SIGNATURES AND POWER OF ATTORNEY

Pursuant to the requirements of the Securities Act of 1933, as amended, the Registrant certifies that it has reasonable grounds to believe that it meets all of the requirements for filing on Form S-8 and has duly caused this Registration Statement to be signed on its behalf by the undersigned, thereunto duly authorized, in the City of Purchase, State of New York, on the 7th day of November, 2013.

 

Atlas Air Worldwide Holdings, Inc.
By:  

/s/ William J. Flynn

 

William J. Flynn

President & Chief Executive Officer

Pursuant to the requirements of the Securities Act of 1933, this Registration Statement has been signed by the following persons in the capacities and on the dates indicated.

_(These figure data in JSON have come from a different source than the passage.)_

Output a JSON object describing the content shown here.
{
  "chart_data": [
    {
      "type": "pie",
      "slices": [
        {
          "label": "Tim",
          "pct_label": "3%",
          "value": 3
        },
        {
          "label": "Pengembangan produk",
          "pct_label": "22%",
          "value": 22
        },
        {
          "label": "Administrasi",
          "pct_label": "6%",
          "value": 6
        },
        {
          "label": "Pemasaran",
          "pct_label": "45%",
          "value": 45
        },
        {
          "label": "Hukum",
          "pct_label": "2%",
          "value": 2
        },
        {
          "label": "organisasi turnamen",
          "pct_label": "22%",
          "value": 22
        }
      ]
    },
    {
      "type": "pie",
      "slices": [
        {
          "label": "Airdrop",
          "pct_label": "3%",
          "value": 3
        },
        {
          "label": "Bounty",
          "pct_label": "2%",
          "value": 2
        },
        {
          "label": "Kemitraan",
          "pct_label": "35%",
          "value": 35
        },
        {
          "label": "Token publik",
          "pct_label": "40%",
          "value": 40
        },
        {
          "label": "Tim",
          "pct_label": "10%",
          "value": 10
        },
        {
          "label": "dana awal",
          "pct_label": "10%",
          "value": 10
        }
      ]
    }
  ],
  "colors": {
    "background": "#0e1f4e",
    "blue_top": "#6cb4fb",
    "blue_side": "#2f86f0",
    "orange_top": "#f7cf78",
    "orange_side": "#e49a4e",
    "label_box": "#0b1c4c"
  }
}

In addition, the undersigned directors and officers of Atlas Air Worldwide Holdings, Inc., hereby severally constitute and appoint William J. Flynn, John W. Dietrich, Spencer Schwartz and Adam R. Kokas and each of them singly, their true and lawful attorneys with full power to them, and each of them singly, to sign for us and in our names in the capacities indicated below, any and all amendments (including post-effective amendments and any registration statements relating to the same offering effective upon filing pursuant to Rule 462(b)) or supplements to the Registration Statement on Form S-8 of Atlas Air Worldwide Holdings, Inc., and generally to do all such things in our name and on our behalf in our capacities indicated below to enable Atlas Air Worldwide Holdings, Inc. to comply with the provisions of the Securities Act of 1933, as amended, and all requirements of the Securities and Exchange Commission, hereby ratifying and confirming our signatures as they may be required by our said attorneys or any of them or their substitute or resubstitute, may lawfully do or cause to be done by virtue hereof.

 

Signature

    

Title

 

Date

/s/ William J. Flynn

William J. Flynn

     President and Chief Executive Officer (Principal Executive Officer), and Director   November 7, 2013

/s/ Spencer Schwartz

Spencer Schwartz

     Senior Vice President and Chief Financial Officer (Principal Financial Officer)   November 7, 2013

/s/ Keith H. Mayer

Keith H. Mayer

     Vice President and Corporate Controller (Principal Accounting Officer)   November 7, 2013

/s/ Eugene I. Davis

Eugene I. Davis

     Chairman and Director   November 7, 2013

/s/ Robert F. Agnew

Robert F. Agnew

     Director   November 7, 2013

/s/ Timothy J. Bernlohr

Timothy J. Bernlohr

     Director   November 7, 2013

/s/ James S. Gilmore III

James S. Gilmore III

     Director   November 7, 2013


/s/ Carol B. Hallett

Carol B. Hallett

     Director   November 7, 2013

/s/ Frederick McCorkle

Frederick McCorkle

     Director   November 7, 2017

/s/ Duncan J. McNabb

Duncan J. McNabb

     Director   November 7, 2013


EXHIBIT INDEX

 

Exhibit

Number

  

Description of Exhibit

  5.1    Opinion of Ropes & Gray LLP (filed herewith).
23.1    Consent of PricewaterhouseCoopers LLP (filed herewith).
23.2    Consent of Ropes & Gray LLP (included in Opinion filed as Exhibit 5.1).
24.1    Power of Attorney (included as part of signature page attached hereto).
99.1    Atlas Air Worldwide Holdings, Inc. 2007 Incentive Plan, as amended, incorporated by reference to Exhibit 10 to the Company’s Current Report on Form 8-K filed with the Securities and Exchange Commission on May 24, 2013.